Speech-to-text utility idea

Something that I think would be useful: A device or software that does the following: Lets you record speech -- lectures, notes while driving, interviews, diary entries -- and auto-transcribes the speech into text. Then presents the text in an interface that allows you to click on any word and hear the audio that was the source of that word. So if the translator couldn't match a word, it will show in the text version as question marks or something, and you can click on the question marks to hear the source audio and then you can fill in the missing word. Or if a word looks funny and you think the translator got it wrong, you can click on the word and hear it, and then make a correction. Bonus points if the translator can be trained from the corrections.
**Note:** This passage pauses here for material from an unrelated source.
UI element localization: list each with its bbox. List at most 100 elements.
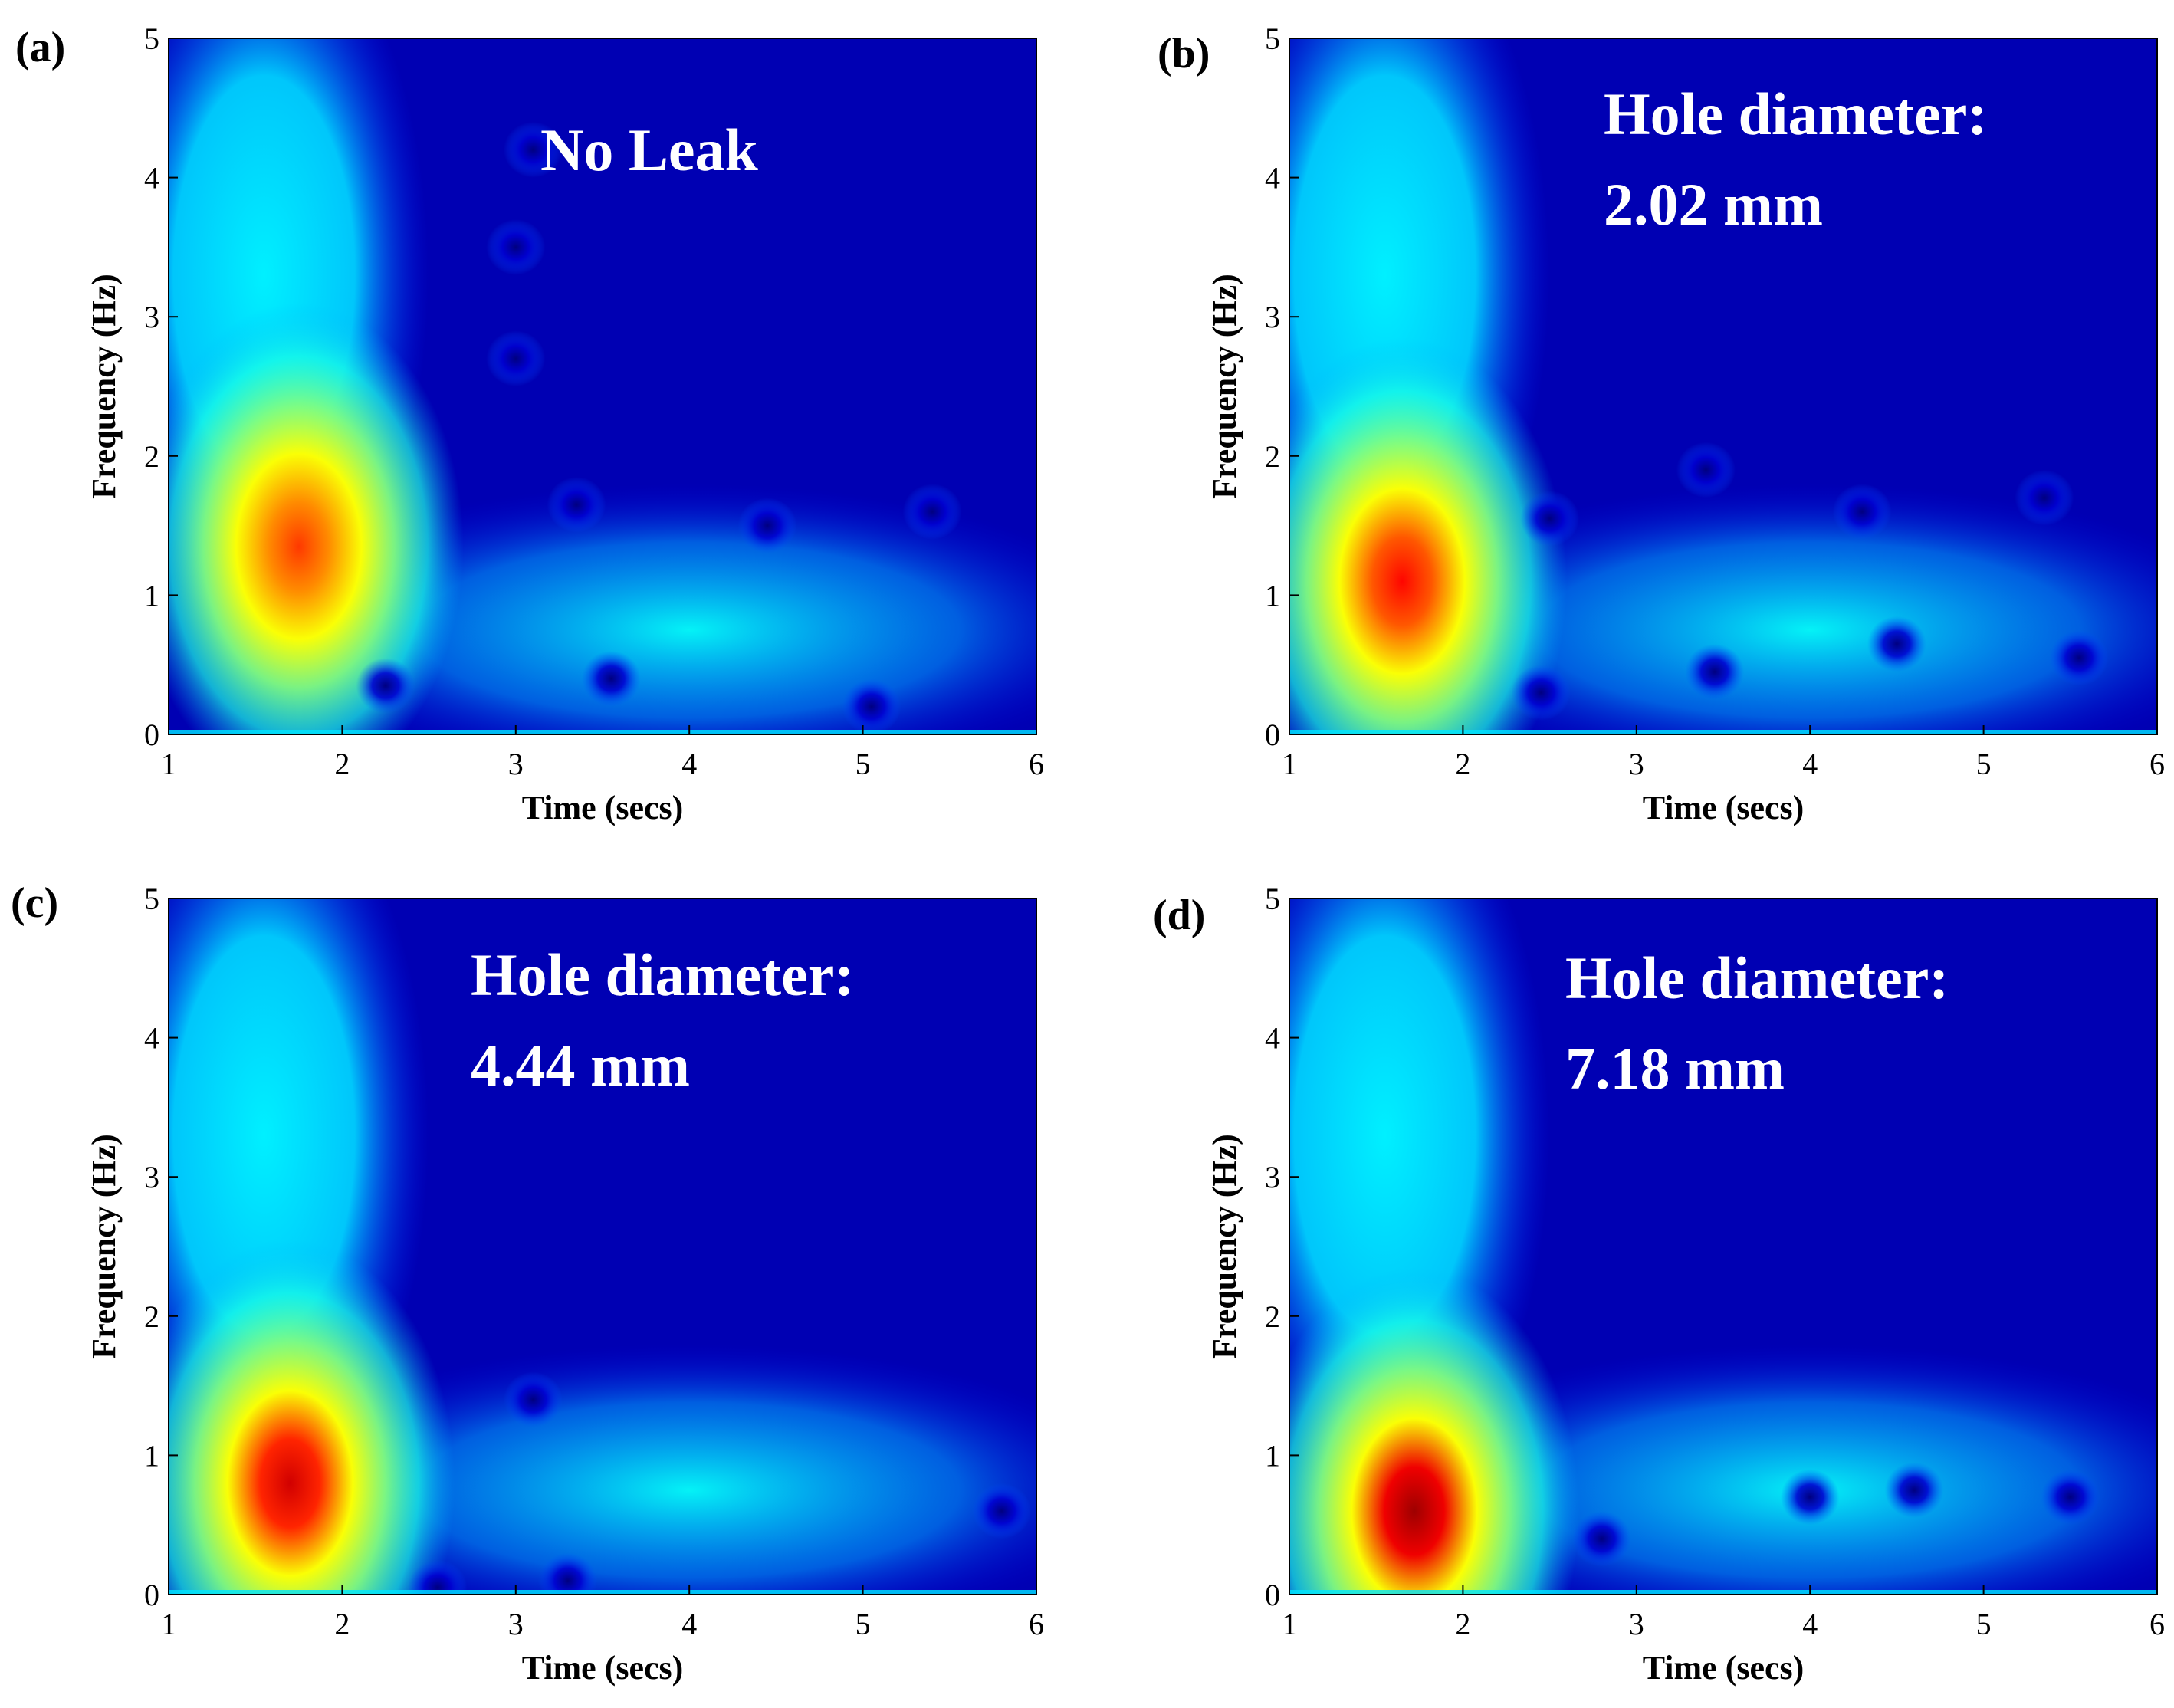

This would be an improvement over other transcription interfaces I've seen because you normally seem to have to listen through from the beginning to get to the part you want to hear, which is time consuming, since you can't skim audio the way you can skim text. (Jott is good, but designed for short messages, and I am imagining something designed for long-form content.) The ready availability of the transcription process would make it actually useful to record things like class lectures, or to keep an audio diary, because you can search and skim through the material; or if you want to hear a particular passage, you can select as much text as you want to hear and issue a Play command.

Maybe the interface could be like OneNote and let you build up a reference library, by maintaining time/date metadata for each item and letting you add tags (aside -- am I weird to want hierarchical tags? or put another way, multi-folder categorization.)